Lighting Industry Association
- Abbreviation: LIA
- Formation: 2012
- Legal status: Non-profit company
- Purpose: Lighting in the United Kingdom
- Location: Stafford Park 7, Telford, Shropshire, TF3 3BQ;
- Region served: UK
- Membership: Lighting companies
- Joint Chief Executive's: Peter Hunt and Eddie Taylor
- Main organ: Council of Management, Technical Committee
- Affiliations: CELMA (Federation of National Manufacturers Associations for Luminaires and Electrotechnical Components for Luminaires in the European Union)
- Website: LIA

= Lighting Association =

The Lighting Industry Association is Europe's largest trade association for lighting equipment professionals. This includes lighting manufacturers, suppliers, retailers, wholesalers, designers and all professionals active in the UK lighting market.

==History==
The NEW Lighting Industry Association was formed on 1 January 2012 from the merging of the Lighting Industry Federation and the Lighting Association.

==Function==
The Lighting Industry Association's mission is to strengthen the industry and promote the benefits of good quality lighting by representing all aspects of UK, EU and international legislation and standards at the highest level whilst protecting the interests of both the public and members.

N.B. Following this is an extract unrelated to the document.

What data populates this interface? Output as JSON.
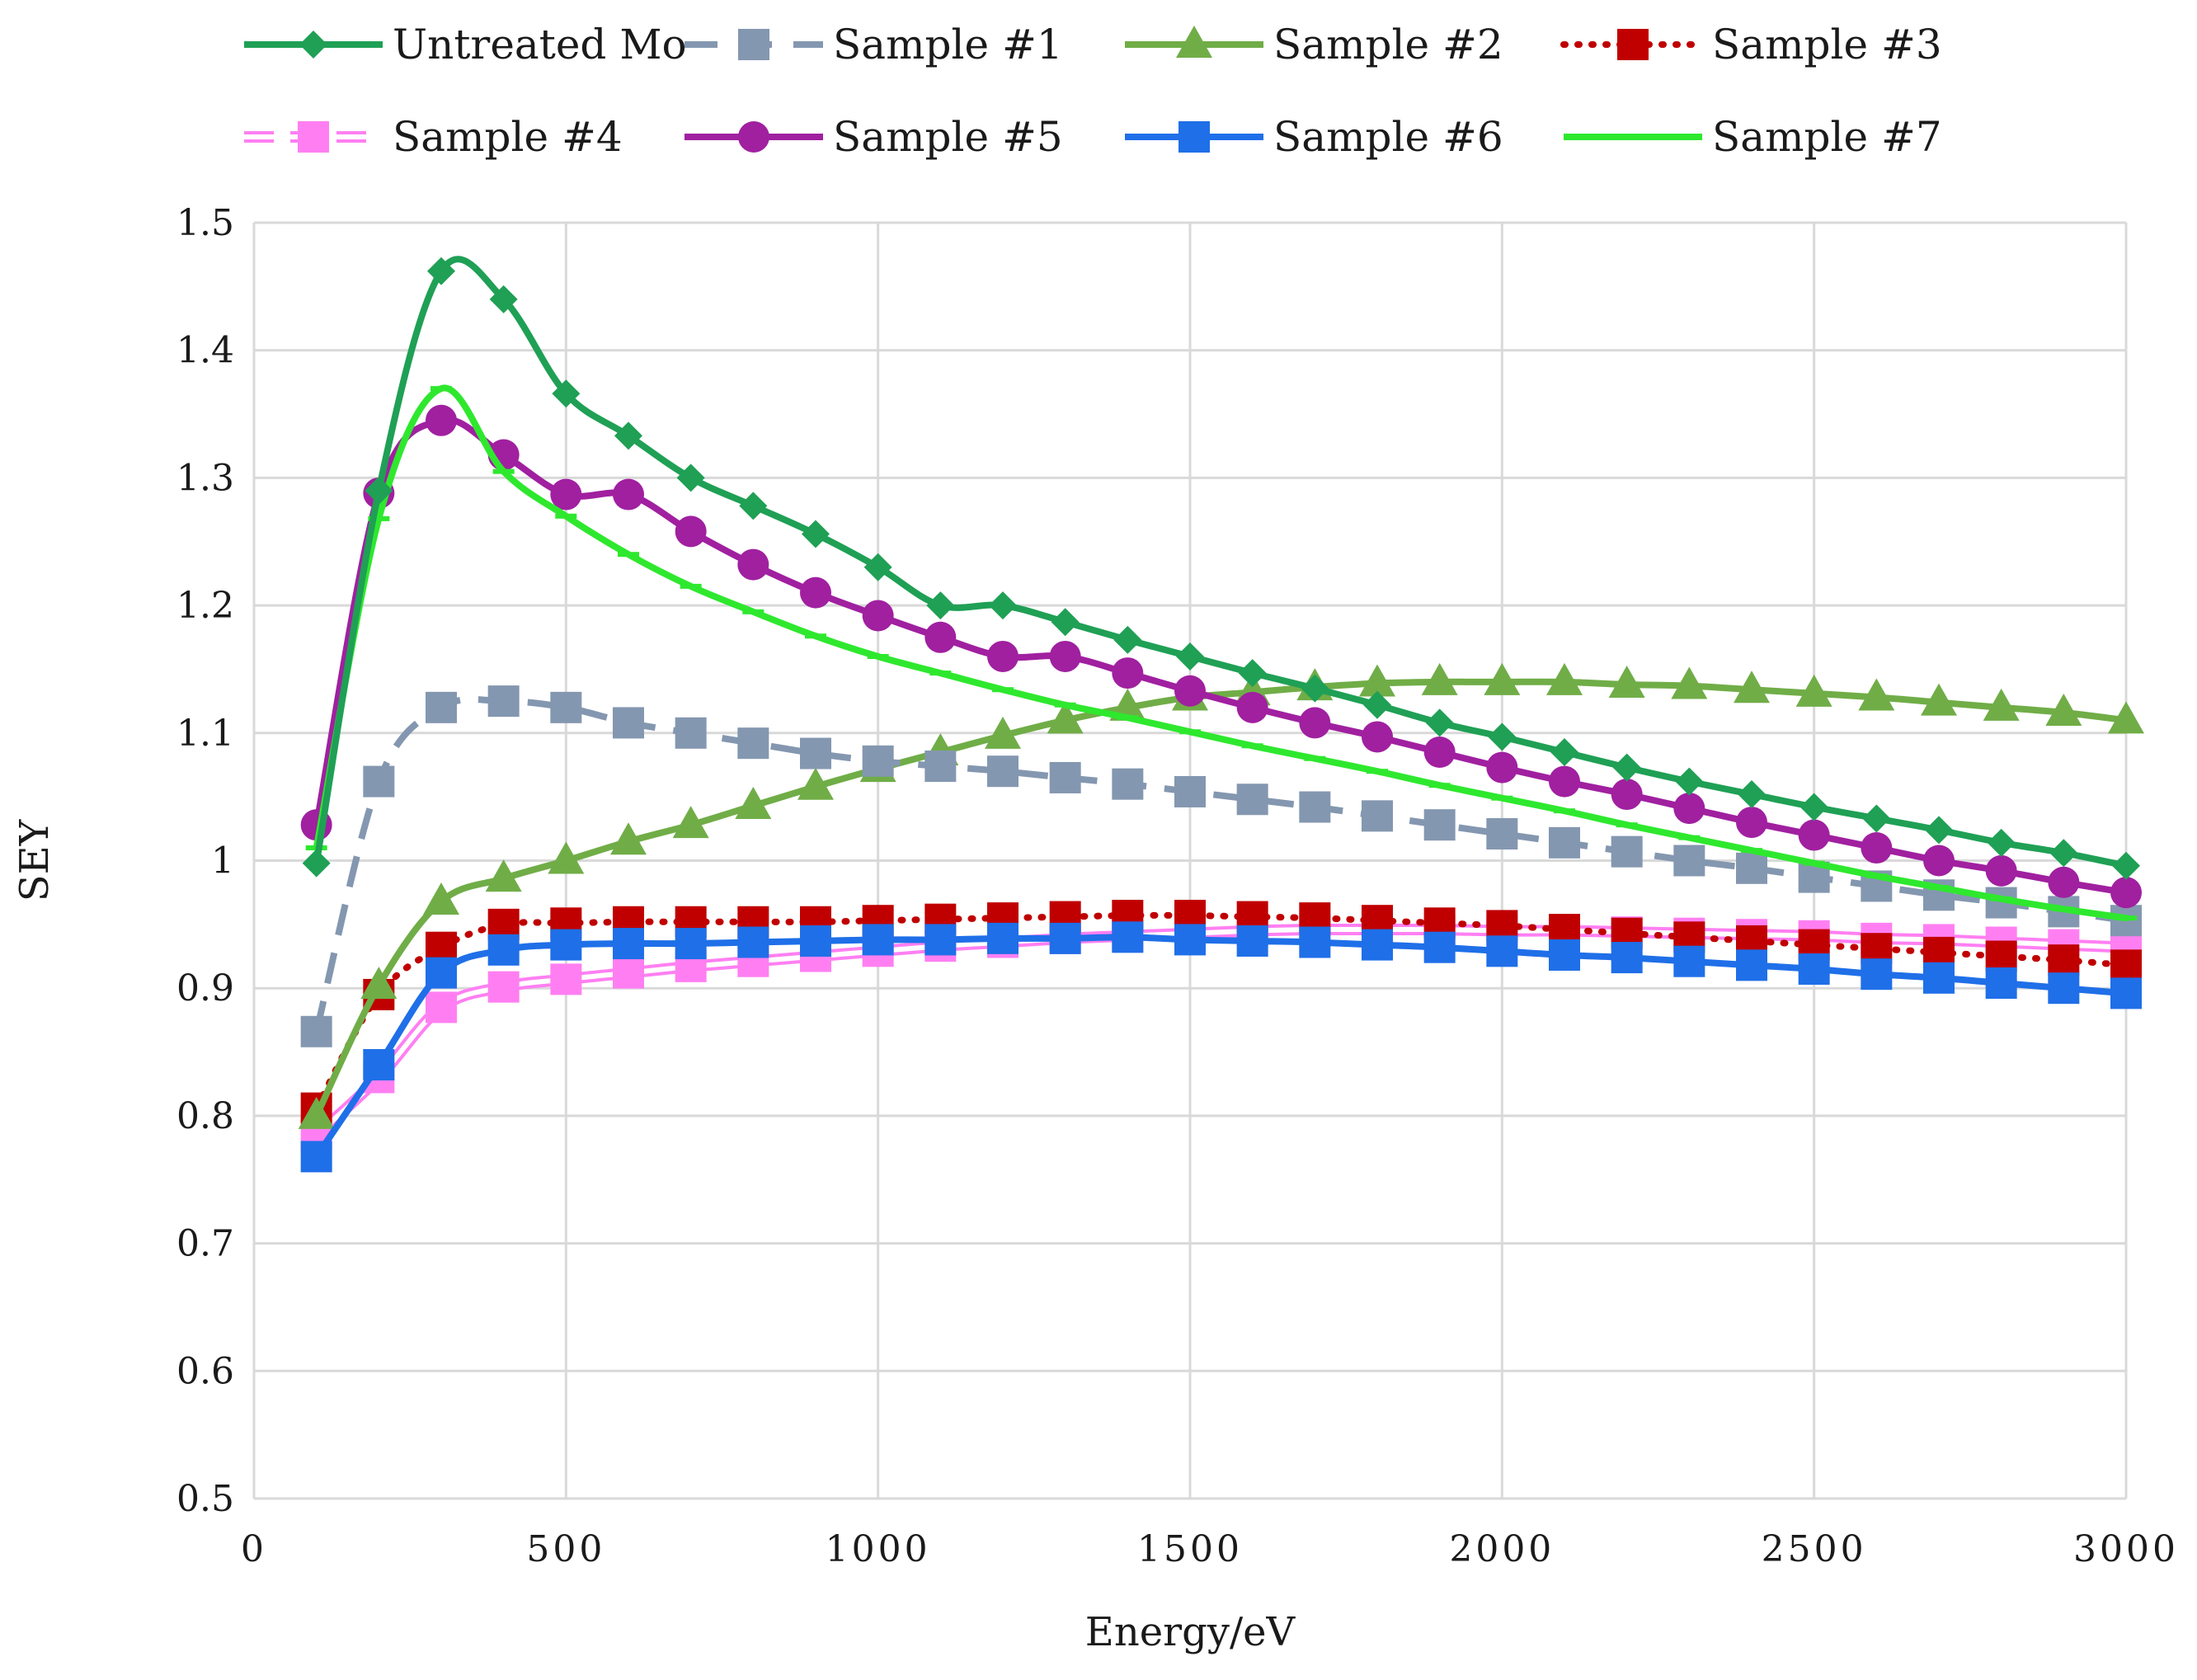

===Lighting Association Laboratory===
The LIA laboratories are United Kingdom Accreditation Service (UKAS) accredited and the UK's main (or only) lighting testing (in a scientific manner) service. It tests lights to the main British Standard, BS EN 60598.

===Student Lighting Awards===
It hosts an awards for university (or art college) students involved in lighting, sponsored by companies such as Osram, Anglepoise and Dar Lighting

==Structure==
It is based in Telford. The LIA employs around over 30 full-time staff.